Toute son expérience christique, croyons-nous, a été le développement de cette découverte de ses vingt ans, préparée dans son enfance. Elle s’enrichira de l’espèce de révélation vécue lors de sa première visite au camp des sans-logis, le 14 juillet 1956 :
Je suis arrivé le 14 juillet 1956 et sur ce plateau dit le Château de France, le soleil répandait une chaleur torride, les ruelles étaient désertes, personne n’était dehors. Devant ce vide, je me suis dit : autrefois, les sources, les croisements de route, un clocher, une industrie réunissaient les hommes. Ici les familles sont rassemblées par la misère. C’était comme une inspiration. Je savais ne plus être en face d’une situation banale de pauvreté relative (comme on disait alors), de difficultés personnelles. J’avais affaire à une misère collective. D’emblée, j’ai senti que je me trouvais devant mon peuple. Cela ne s’explique pas, ce fut ainsi. Dès cet instant, ma propre vie prit un tournant, car ce jour-là je me suis promis que, si je restais, je ferais en sorte que ces familles puissent gravir les marches du Vatican, de l’Élysée, de l’ONU…9
Ces deux moments clés de l’existence de Joseph Wresinski seront la source de toute de sa contemplation du Christ. À la question : « Où est le Seigneur ? », il donnera progressivement une réponse.

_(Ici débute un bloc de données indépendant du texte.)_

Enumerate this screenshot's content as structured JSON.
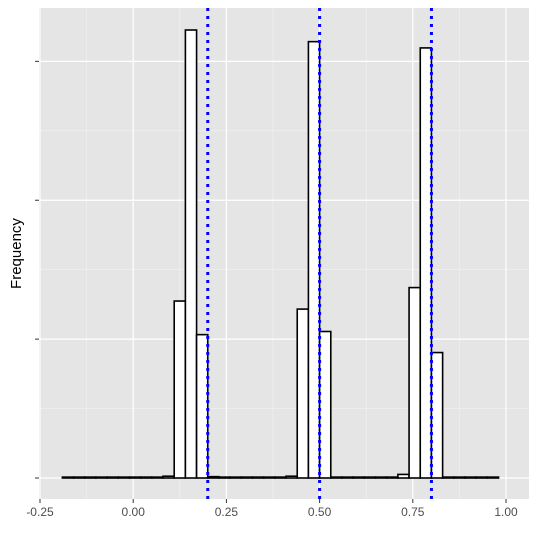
{
  "chart_data": {
    "type": "bar",
    "subtype": "histogram",
    "title": "",
    "xlabel": "",
    "ylabel": "Frequency",
    "xlim": [
      -0.25,
      1.0
    ],
    "ylim": [
      0,
      1.0
    ],
    "x_tick_labels": [
      "-0.25",
      "0.00",
      "0.25",
      "0.50",
      "0.75",
      "1.00"
    ],
    "x_tick_values": [
      -0.25,
      0.0,
      0.25,
      0.5,
      0.75,
      1.0
    ],
    "y_tick_values": [
      0,
      0.31,
      0.62,
      0.93
    ],
    "y_tick_labels_visible": false,
    "grid": true,
    "background": "#e5e5e5",
    "bar_fill": "#ffffff",
    "bar_edge": "#000000",
    "bin_width": 0.03,
    "bins": [
      {
        "x0": -0.19,
        "count": 0.002
      },
      {
        "x0": -0.16,
        "count": 0.002
      },
      {
        "x0": -0.13,
        "count": 0.002
      },
      {
        "x0": -0.1,
        "count": 0.002
      },
      {
        "x0": -0.07,
        "count": 0.002
      },
      {
        "x0": -0.04,
        "count": 0.002
      },
      {
        "x0": -0.01,
        "count": 0.002
      },
      {
        "x0": 0.02,
        "count": 0.002
      },
      {
        "x0": 0.05,
        "count": 0.002
      },
      {
        "x0": 0.08,
        "count": 0.004
      },
      {
        "x0": 0.11,
        "count": 0.395
      },
      {
        "x0": 0.14,
        "count": 1.0
      },
      {
        "x0": 0.17,
        "count": 0.32
      },
      {
        "x0": 0.2,
        "count": 0.003
      },
      {
        "x0": 0.23,
        "count": 0.002
      },
      {
        "x0": 0.26,
        "count": 0.002
      },
      {
        "x0": 0.29,
        "count": 0.002
      },
      {
        "x0": 0.32,
        "count": 0.002
      },
      {
        "x0": 0.35,
        "count": 0.002
      },
      {
        "x0": 0.38,
        "count": 0.002
      },
      {
        "x0": 0.41,
        "count": 0.004
      },
      {
        "x0": 0.44,
        "count": 0.377
      },
      {
        "x0": 0.47,
        "count": 0.974
      },
      {
        "x0": 0.5,
        "count": 0.327
      },
      {
        "x0": 0.53,
        "count": 0.002
      },
      {
        "x0": 0.56,
        "count": 0.002
      },
      {
        "x0": 0.59,
        "count": 0.002
      },
      {
        "x0": 0.62,
        "count": 0.002
      },
      {
        "x0": 0.65,
        "count": 0.002
      },
      {
        "x0": 0.68,
        "count": 0.002
      },
      {
        "x0": 0.71,
        "count": 0.008
      },
      {
        "x0": 0.74,
        "count": 0.425
      },
      {
        "x0": 0.77,
        "count": 0.96
      },
      {
        "x0": 0.8,
        "count": 0.28
      },
      {
        "x0": 0.83,
        "count": 0.002
      },
      {
        "x0": 0.86,
        "count": 0.002
      },
      {
        "x0": 0.89,
        "count": 0.002
      },
      {
        "x0": 0.92,
        "count": 0.002
      },
      {
        "x0": 0.95,
        "count": 0.002
      }
    ],
    "reference_lines": [
      {
        "x": 0.2,
        "color": "#0000ff",
        "style": "dotted"
      },
      {
        "x": 0.5,
        "color": "#0000ff",
        "style": "dotted"
      },
      {
        "x": 0.8,
        "color": "#0000ff",
        "style": "dotted"
      }
    ]
  }
}
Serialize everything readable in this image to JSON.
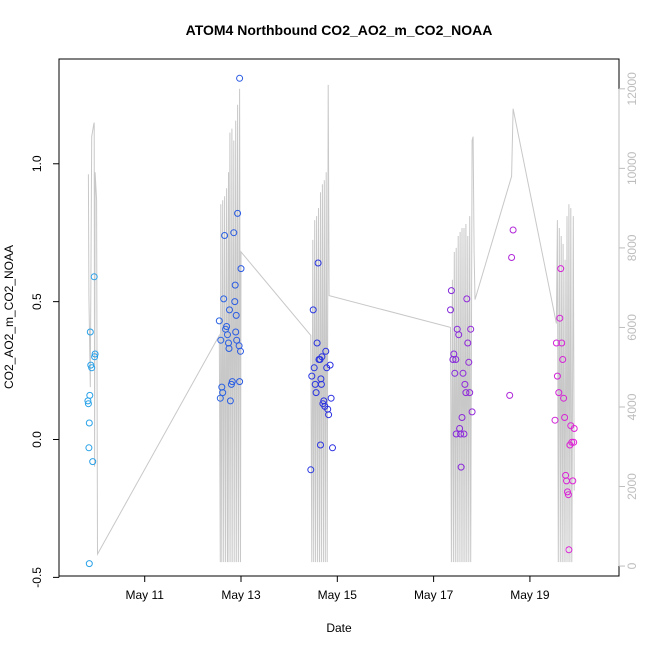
{
  "chart_data": {
    "type": "scatter",
    "title": "ATOM4 Northbound CO2_AO2_m_CO2_NOAA",
    "xlabel": "Date",
    "ylabel": "CO2_AO2_m_CO2_NOAA",
    "x_unit": "May day-of-month (fractional)",
    "xlim": [
      9.22,
      20.85
    ],
    "ylim": [
      -0.495,
      1.38
    ],
    "y2lim": [
      -250,
      12750
    ],
    "x_ticks": [
      {
        "value": 11,
        "label": "May 11"
      },
      {
        "value": 13,
        "label": "May 13"
      },
      {
        "value": 15,
        "label": "May 15"
      },
      {
        "value": 17,
        "label": "May 17"
      },
      {
        "value": 19,
        "label": "May 19"
      }
    ],
    "y_ticks": [
      {
        "value": -0.5,
        "label": "-0.5"
      },
      {
        "value": 0.0,
        "label": "0.0"
      },
      {
        "value": 0.5,
        "label": "0.5"
      },
      {
        "value": 1.0,
        "label": "1.0"
      }
    ],
    "y2_ticks": [
      {
        "value": 0,
        "label": "0"
      },
      {
        "value": 2000,
        "label": "2000"
      },
      {
        "value": 4000,
        "label": "4000"
      },
      {
        "value": 6000,
        "label": "6000"
      },
      {
        "value": 8000,
        "label": "8000"
      },
      {
        "value": 10000,
        "label": "10000"
      },
      {
        "value": 12000,
        "label": "12000"
      }
    ],
    "grid": false,
    "colors": {
      "points_start": "#29a3e8",
      "points_mid": "#2a2ee0",
      "points_end": "#e023d6",
      "altitude_line": "#c8c8c8",
      "right_axis": "#bdbdbd"
    },
    "series": [
      {
        "type": "scatter",
        "points": [
          [
            9.85,
            -0.45
          ],
          [
            9.84,
            -0.03
          ],
          [
            9.87,
            0.39
          ],
          [
            9.88,
            0.27
          ],
          [
            9.9,
            0.26
          ],
          [
            9.86,
            0.16
          ],
          [
            9.83,
            0.13
          ],
          [
            9.82,
            0.14
          ],
          [
            9.85,
            0.06
          ],
          [
            9.92,
            -0.08
          ],
          [
            9.95,
            0.59
          ],
          [
            9.96,
            0.3
          ],
          [
            9.97,
            0.31
          ],
          [
            12.55,
            0.43
          ],
          [
            12.58,
            0.36
          ],
          [
            12.6,
            0.19
          ],
          [
            12.62,
            0.17
          ],
          [
            12.57,
            0.15
          ],
          [
            12.64,
            0.51
          ],
          [
            12.66,
            0.74
          ],
          [
            12.68,
            0.4
          ],
          [
            12.7,
            0.41
          ],
          [
            12.72,
            0.38
          ],
          [
            12.74,
            0.35
          ],
          [
            12.75,
            0.33
          ],
          [
            12.78,
            0.14
          ],
          [
            12.8,
            0.2
          ],
          [
            12.82,
            0.21
          ],
          [
            12.76,
            0.47
          ],
          [
            12.85,
            0.75
          ],
          [
            12.87,
            0.5
          ],
          [
            12.88,
            0.56
          ],
          [
            12.89,
            0.39
          ],
          [
            12.9,
            0.45
          ],
          [
            12.91,
            0.36
          ],
          [
            12.93,
            0.82
          ],
          [
            12.96,
            0.34
          ],
          [
            12.97,
            0.21
          ],
          [
            12.99,
            0.32
          ],
          [
            13.0,
            0.62
          ],
          [
            12.97,
            1.31
          ],
          [
            14.45,
            -0.11
          ],
          [
            14.47,
            0.23
          ],
          [
            14.5,
            0.47
          ],
          [
            14.52,
            0.26
          ],
          [
            14.54,
            0.2
          ],
          [
            14.56,
            0.17
          ],
          [
            14.58,
            0.35
          ],
          [
            14.6,
            0.64
          ],
          [
            14.62,
            0.29
          ],
          [
            14.64,
            0.29
          ],
          [
            14.66,
            0.22
          ],
          [
            14.67,
            0.2
          ],
          [
            14.68,
            0.3
          ],
          [
            14.7,
            0.13
          ],
          [
            14.72,
            0.14
          ],
          [
            14.74,
            0.12
          ],
          [
            14.76,
            0.32
          ],
          [
            14.78,
            0.26
          ],
          [
            14.8,
            0.11
          ],
          [
            14.82,
            0.09
          ],
          [
            14.85,
            0.27
          ],
          [
            14.87,
            0.15
          ],
          [
            14.9,
            -0.03
          ],
          [
            14.65,
            -0.02
          ],
          [
            17.35,
            0.47
          ],
          [
            17.37,
            0.54
          ],
          [
            17.4,
            0.29
          ],
          [
            17.42,
            0.31
          ],
          [
            17.44,
            0.24
          ],
          [
            17.46,
            0.29
          ],
          [
            17.47,
            0.02
          ],
          [
            17.49,
            0.4
          ],
          [
            17.52,
            0.38
          ],
          [
            17.54,
            0.04
          ],
          [
            17.56,
            0.02
          ],
          [
            17.57,
            -0.1
          ],
          [
            17.59,
            0.08
          ],
          [
            17.61,
            0.24
          ],
          [
            17.63,
            0.02
          ],
          [
            17.65,
            0.2
          ],
          [
            17.67,
            0.17
          ],
          [
            17.69,
            0.51
          ],
          [
            17.71,
            0.35
          ],
          [
            17.73,
            0.28
          ],
          [
            17.75,
            0.17
          ],
          [
            17.77,
            0.4
          ],
          [
            17.8,
            0.1
          ],
          [
            18.58,
            0.16
          ],
          [
            18.62,
            0.66
          ],
          [
            18.65,
            0.76
          ],
          [
            19.52,
            0.07
          ],
          [
            19.55,
            0.35
          ],
          [
            19.57,
            0.23
          ],
          [
            19.6,
            0.17
          ],
          [
            19.62,
            0.44
          ],
          [
            19.64,
            0.62
          ],
          [
            19.66,
            0.35
          ],
          [
            19.68,
            0.29
          ],
          [
            19.7,
            0.15
          ],
          [
            19.72,
            0.08
          ],
          [
            19.74,
            -0.13
          ],
          [
            19.76,
            -0.15
          ],
          [
            19.78,
            -0.19
          ],
          [
            19.8,
            -0.2
          ],
          [
            19.81,
            -0.4
          ],
          [
            19.83,
            -0.02
          ],
          [
            19.85,
            0.05
          ],
          [
            19.87,
            -0.01
          ],
          [
            19.89,
            -0.15
          ],
          [
            19.91,
            -0.01
          ],
          [
            19.92,
            0.04
          ]
        ]
      },
      {
        "type": "line",
        "axis": "y2",
        "name": "",
        "points": [
          [
            9.83,
            9850
          ],
          [
            9.84,
            6800
          ],
          [
            9.87,
            4500
          ],
          [
            9.9,
            10800
          ],
          [
            9.94,
            11100
          ],
          [
            9.95,
            11150
          ],
          [
            9.96,
            2500
          ],
          [
            9.97,
            9900
          ],
          [
            10.0,
            9200
          ],
          [
            10.02,
            300
          ],
          [
            12.55,
            5800
          ],
          [
            12.57,
            100
          ],
          [
            12.58,
            9100
          ],
          [
            12.6,
            100
          ],
          [
            12.62,
            9200
          ],
          [
            12.64,
            100
          ],
          [
            12.66,
            9300
          ],
          [
            12.68,
            100
          ],
          [
            12.7,
            9500
          ],
          [
            12.72,
            100
          ],
          [
            12.74,
            9900
          ],
          [
            12.75,
            100
          ],
          [
            12.77,
            10900
          ],
          [
            12.79,
            100
          ],
          [
            12.81,
            11000
          ],
          [
            12.83,
            100
          ],
          [
            12.85,
            10700
          ],
          [
            12.87,
            100
          ],
          [
            12.89,
            11200
          ],
          [
            12.91,
            100
          ],
          [
            12.93,
            11600
          ],
          [
            12.95,
            100
          ],
          [
            12.97,
            12000
          ],
          [
            12.99,
            100
          ],
          [
            13.0,
            7900
          ],
          [
            14.45,
            5800
          ],
          [
            14.47,
            100
          ],
          [
            14.49,
            8200
          ],
          [
            14.51,
            100
          ],
          [
            14.53,
            8700
          ],
          [
            14.55,
            100
          ],
          [
            14.57,
            8800
          ],
          [
            14.59,
            100
          ],
          [
            14.61,
            9000
          ],
          [
            14.63,
            100
          ],
          [
            14.65,
            9400
          ],
          [
            14.67,
            100
          ],
          [
            14.69,
            9600
          ],
          [
            14.71,
            100
          ],
          [
            14.73,
            9700
          ],
          [
            14.75,
            100
          ],
          [
            14.77,
            9900
          ],
          [
            14.79,
            100
          ],
          [
            14.81,
            12100
          ],
          [
            14.83,
            6800
          ],
          [
            17.35,
            6000
          ],
          [
            17.37,
            100
          ],
          [
            17.39,
            7200
          ],
          [
            17.41,
            100
          ],
          [
            17.43,
            7900
          ],
          [
            17.45,
            100
          ],
          [
            17.47,
            8000
          ],
          [
            17.49,
            100
          ],
          [
            17.51,
            8300
          ],
          [
            17.53,
            100
          ],
          [
            17.55,
            8400
          ],
          [
            17.57,
            100
          ],
          [
            17.59,
            8500
          ],
          [
            17.61,
            100
          ],
          [
            17.63,
            8500
          ],
          [
            17.65,
            100
          ],
          [
            17.67,
            8600
          ],
          [
            17.69,
            100
          ],
          [
            17.71,
            8300
          ],
          [
            17.73,
            100
          ],
          [
            17.75,
            8800
          ],
          [
            17.77,
            100
          ],
          [
            17.8,
            10700
          ],
          [
            17.82,
            10800
          ],
          [
            17.84,
            7900
          ],
          [
            17.86,
            6700
          ],
          [
            18.62,
            9800
          ],
          [
            18.65,
            11500
          ],
          [
            19.55,
            6100
          ],
          [
            19.57,
            8700
          ],
          [
            19.59,
            100
          ],
          [
            19.61,
            8500
          ],
          [
            19.63,
            100
          ],
          [
            19.65,
            8300
          ],
          [
            19.67,
            100
          ],
          [
            19.69,
            8100
          ],
          [
            19.71,
            100
          ],
          [
            19.73,
            7700
          ],
          [
            19.75,
            100
          ],
          [
            19.77,
            8800
          ],
          [
            19.79,
            100
          ],
          [
            19.81,
            9100
          ],
          [
            19.83,
            100
          ],
          [
            19.85,
            9000
          ],
          [
            19.87,
            100
          ],
          [
            19.9,
            8800
          ],
          [
            19.92,
            1900
          ]
        ]
      }
    ]
  }
}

Nous devons le rencontrer10. Il ne s’agit pas d’une démarche intellectuelle ni d’un avis personnel, mais d’une expérience. Et le Seigneur n’est peut-être pas là où nous voudrions le trouver. Normalement, il nous conduit plutôt là où nous ne voudrions pas aller. Il a passé sa vie à être autre chose et à être ailleurs, à ne pas être celui que ses contemporains voulaient qu’il soit […] Nous avons avantage à utiliser la boussole qui nous est donnée dans l’Évangile […] Elle nous oriente toujours vers un au-delà, vers un hors la ville, vers des chemins creux où personne n’a envie d’aller […] Somme-nous vraiment allés jusqu’au bout, jusqu’au plus exclu, mettant ainsi toutes les chances d’avoir le Christ avec nous11 ?
Au terme de l’approfondissement de sa rencontre avec le Christ12, à la fin de sa vie, Joseph Wresinski livrera qui sont pour lui le Christ et l’Église. Non sous forme d’un traité mais au hasard d’interviews, de méditations, d’homélies, de conférences, de messages et d’articles, dans des livres, enfin, qui laisseront entrevoir aussi les étapes de cette rencontre. En le faisant, il a veillé à s’assurer de l’exactitude historique, exégétique et théologique de ce qu’il avançait, distinguant toujours ce qui était accepté par l’ensemble des experts de ce qu’il proposait comme hypothèse.
Dans les pages qui vont suivre, nous voudrions découvrir ce Christ qui vivait au cœur du Père Wresinski et qui transparaît à toutes les pages de ses écrits. Ce travail est périlleux. Il risque, en se faisant systématique, de voiler l’infinie richesse de l’expérience du Christ de Joseph Wresinski. Elle s’exprime, en effet, en touches délicates ou en explosions flamboyantes dans la réponse à une question qui lui est posée, un commentaire, une prière… Mais il nous semblait utile de tenter de saisir les lignes et les articulations du tableau qui révèle la plénitude de la passion qui l’animait.